Dopamine D3 receptors mediate the discriminative stimulus effects of quinpirole in free-feeding rats

Abstract

The discriminative stimulus effects of dopamine (DA) D3/D2 receptor agonists are thought to be mediated by D2 receptors. To maintain responding, access to food is often restricted, which can alter neurochemical and behavioral effects of drugs acting on DA systems. This study established stimulus control with quinpirole in free-feeding rats and tested the ability of agonists to mimic and antagonists to attenuate the effects of quinpirole. The same antagonists were studied for their ability to attenuate quinpirole-induced yawning and hypothermia. DA receptor agonists apomorphine and lisuride, but not amphetamine and morphine, occasioned responding on the quinpirole lever. The discriminative stimulus effects of quinpirole were attenuated by the D3 receptor-selective antagonist N-{4-[4-(2,3-dichlorophenyl)-piperazin-1-yl]-trans-but-2-enyl}-4-pyridine-2-yl-benzamide HCl (PG01037) and the nonselective D3/D2 receptor antagonist raclopride, but not by the D2 receptor-selective antagonist 3-[4-(4-chlorophenyl)-4-hydroxypiperidin-1-yl]methyl-1H-indole (L-741,626); the potencies of PG01037 and raclopride to antagonize this effect of quinpirole paralleled their potencies to antagonize the ascending limb of the quinpirole yawning dose-response curve (thought to be mediated by D3 receptors).
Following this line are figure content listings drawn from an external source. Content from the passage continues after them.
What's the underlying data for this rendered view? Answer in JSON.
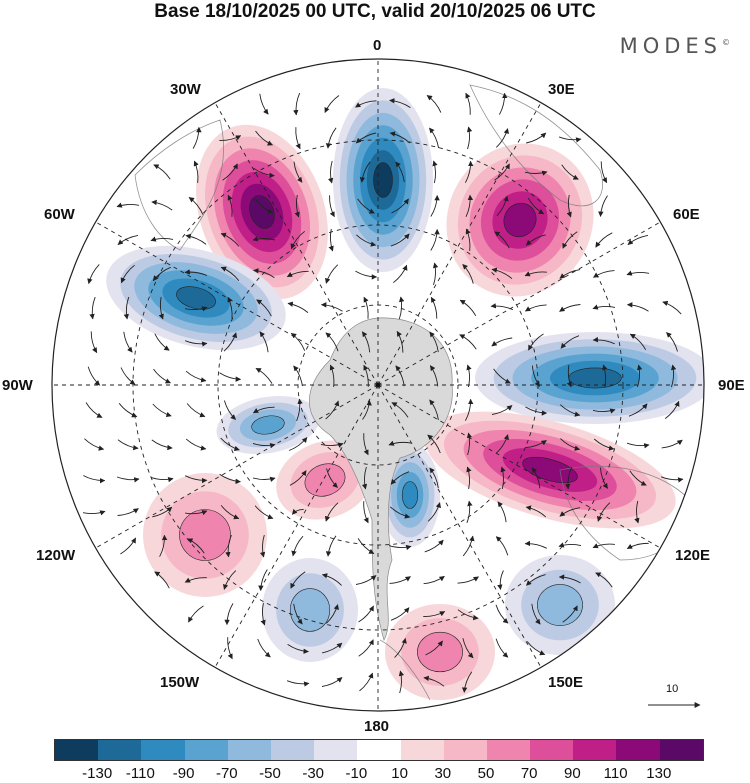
{
  "title": "Base 18/10/2025 00 UTC, valid 20/10/2025 06 UTC",
  "brand": "MODES",
  "brand_mark": "©",
  "longitude_labels": {
    "lon_0": "0",
    "lon_30e": "30E",
    "lon_60e": "60E",
    "lon_90e": "90E",
    "lon_120e": "120E",
    "lon_150e": "150E",
    "lon_180": "180",
    "lon_150w": "150W",
    "lon_120w": "120W",
    "lon_90w": "90W",
    "lon_60w": "60W",
    "lon_30w": "30W"
  },
  "vector_scale": {
    "label": "10"
  },
  "colorbar": {
    "colors": [
      "#0e3c5e",
      "#1d6a98",
      "#2f8ac0",
      "#5aa3d0",
      "#8fb9dd",
      "#bccbe3",
      "#e3e2ef",
      "#ffffff",
      "#f8d7da",
      "#f6b8c6",
      "#ef85ae",
      "#de4f9b",
      "#c01f88",
      "#8c0a78",
      "#5a0a66"
    ],
    "labels": [
      "-130",
      "-110",
      "-90",
      "-70",
      "-50",
      "-30",
      "-10",
      "10",
      "30",
      "50",
      "70",
      "90",
      "110",
      "130"
    ]
  },
  "anomaly_centers": [
    {
      "name": "ridge-30w",
      "sign": "positive",
      "value": 120
    },
    {
      "name": "trough-0",
      "sign": "negative",
      "value": -125
    },
    {
      "name": "ridge-45e",
      "sign": "positive",
      "value": 100
    },
    {
      "name": "trough-65w",
      "sign": "negative",
      "value": -100
    },
    {
      "name": "trough-90e",
      "sign": "negative",
      "value": -110
    },
    {
      "name": "ridge-110e",
      "sign": "positive",
      "value": 110
    },
    {
      "name": "trough-165e",
      "sign": "negative",
      "value": -75
    },
    {
      "name": "trough-105w",
      "sign": "negative",
      "value": -55
    },
    {
      "name": "ridge-125w",
      "sign": "positive",
      "value": 50
    },
    {
      "name": "ridge-150w",
      "sign": "positive",
      "value": 50
    },
    {
      "name": "trough-145w",
      "sign": "negative",
      "value": -35
    },
    {
      "name": "trough-140e",
      "sign": "negative",
      "value": -40
    },
    {
      "name": "ridge-165e",
      "sign": "positive",
      "value": 40
    }
  ]
}
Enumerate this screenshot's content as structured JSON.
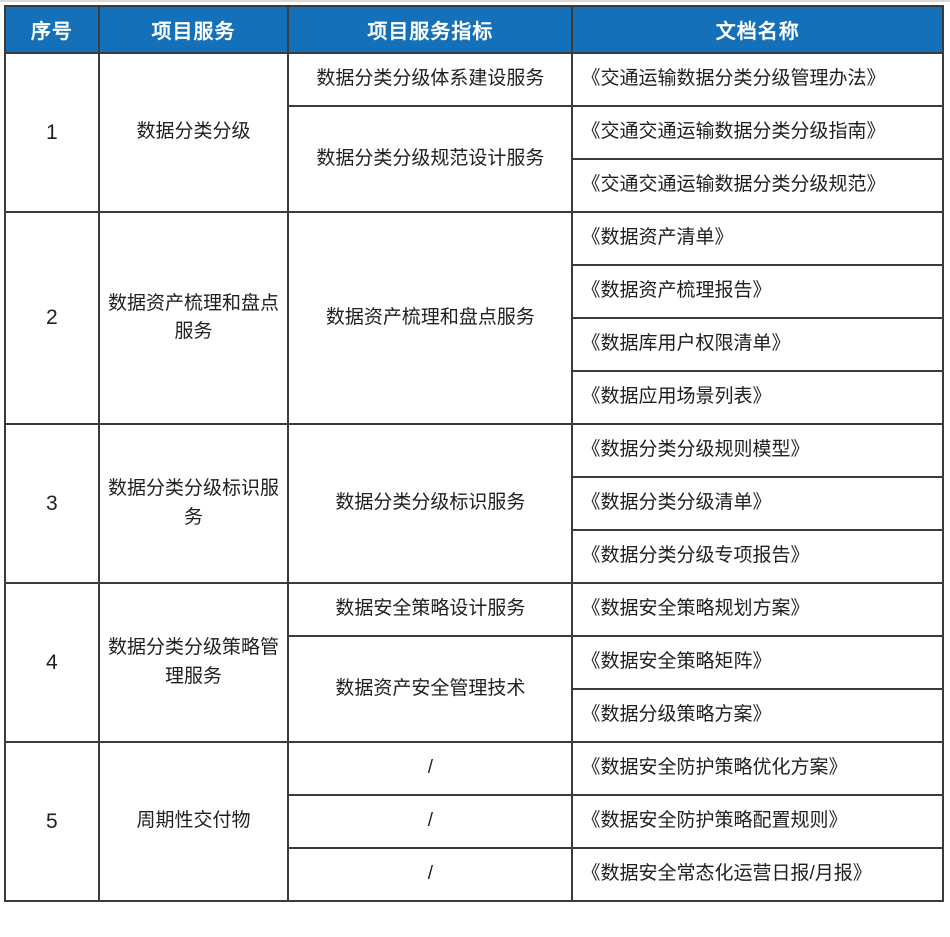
{
  "colors": {
    "header_bg": "#1470b8",
    "header_text": "#ffffff",
    "border": "#3b3b3b",
    "body_text": "#1f1f1f",
    "background": "#ffffff"
  },
  "table": {
    "columns": [
      "序号",
      "项目服务",
      "项目服务指标",
      "文档名称"
    ],
    "groups": [
      {
        "no": "1",
        "service": "数据分类分级",
        "indicators": [
          "数据分类分级体系建设服务",
          "数据分类分级规范设计服务"
        ],
        "documents": [
          "《交通运输数据分类分级管理办法》",
          "《交通交通运输数据分类分级指南》",
          "《交通交通运输数据分类分级规范》"
        ]
      },
      {
        "no": "2",
        "service": "数据资产梳理和盘点服务",
        "indicators": [
          "数据资产梳理和盘点服务"
        ],
        "documents": [
          "《数据资产清单》",
          "《数据资产梳理报告》",
          "《数据库用户权限清单》",
          "《数据应用场景列表》"
        ]
      },
      {
        "no": "3",
        "service": "数据分类分级标识服务",
        "indicators": [
          "数据分类分级标识服务"
        ],
        "documents": [
          "《数据分类分级规则模型》",
          "《数据分类分级清单》",
          "《数据分类分级专项报告》"
        ]
      },
      {
        "no": "4",
        "service": "数据分类分级策略管理服务",
        "indicators": [
          "数据安全策略设计服务",
          "数据资产安全管理技术"
        ],
        "documents": [
          "《数据安全策略规划方案》",
          "《数据安全策略矩阵》",
          "《数据分级策略方案》"
        ]
      },
      {
        "no": "5",
        "service": "周期性交付物",
        "indicators": [
          "/",
          "/",
          "/"
        ],
        "documents": [
          "《数据安全防护策略优化方案》",
          "《数据安全防护策略配置规则》",
          "《数据安全常态化运营日报/月报》"
        ]
      }
    ]
  }
}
L-741,626 selectively antagonized the descending limb of the quinpirole yawning dose-response curve, and both L-741,626 and raclopride, but not PG01037, antagonized the hypothermic effects of quinpirole (thought to be mediated by D2 receptors). Food restriction (10 g/day/7 days) significantly decreased quinpirole-induced yawning without affecting the quinpirole discrimination. Many discrimination studies on DA receptor agonists use food-restricted rats; together with those studies, the current experiment using free-feeding rats suggests that feeding conditions affecting the behavioral effects of direct-acting DA receptor agonists might also have an impact on the effects of indirect-acting agonists such as cocaine and amphetamine.

Fig. 1.

Discriminative stimulus effects and the percentage of trials completed for lisuride, quinpirole, apomorphine, amphetamine, and morphine in six rats with unlimited access to food and discriminating 0.032 mg/kg quinpirole. Abscissa, dose in milligrams per kilogram of body weight; V, vehicle. Ordinates, mean (±S.E.M.) percentage of responses on the quinpirole lever (top) and mean (±S.E.M.) percentage of trials completed (bottom).

Fig. 2.

Discriminative stimulus effects of quinpirole administered alone (●) and in combination with different doses of L-741,626 (top), PG01037 (middle), and raclopride (bottom). See legend to Fig. 1 for other details.

Fig. 3.

Quinpirole-induced yawning when quinpirole was administered alone (●) and in combination with different doses of L-741,626 (top), PG01037 (middle), and raclopride (bottom) in eight rats with unlimited access to food. Ordinate, mean (±S.E.M.) number of yawns in the 10-min observation period. See legend to Fig. 1 for other details.

Fig. 4.

Quinpirole-induced hypothermia when quinpirole was administered alone (●) and with different doses of L-741,626 (top), PG01037 (middle), and raclopride (bottom). Ordinate, mean (±S.E.M.) change in body temperature (degrees Centigrade). See legend to Fig. 1 for other details.

Fig. 5.

Dose-response curves for the discriminative stimulus effects of quinpirole (top) and quinpirole-induced yawning (bottom) when rats had unlimited access to food (free feeding, ●) and when they were restricted to 10 g/day of food for 7 days (restricted feeding, ▵). Ordinates, mean (±S.E.M.) percentage of responses on the quinpirole lever (top) and mean (±S.E.M.) number of yawns occurring in the 10-min observation period (bottom panel). *, P < 0.05 compared with the same rats when consuming a free-feeding diet at the corresponding dose of quinpirole. See legends to Figs. 1 and 3 for other details.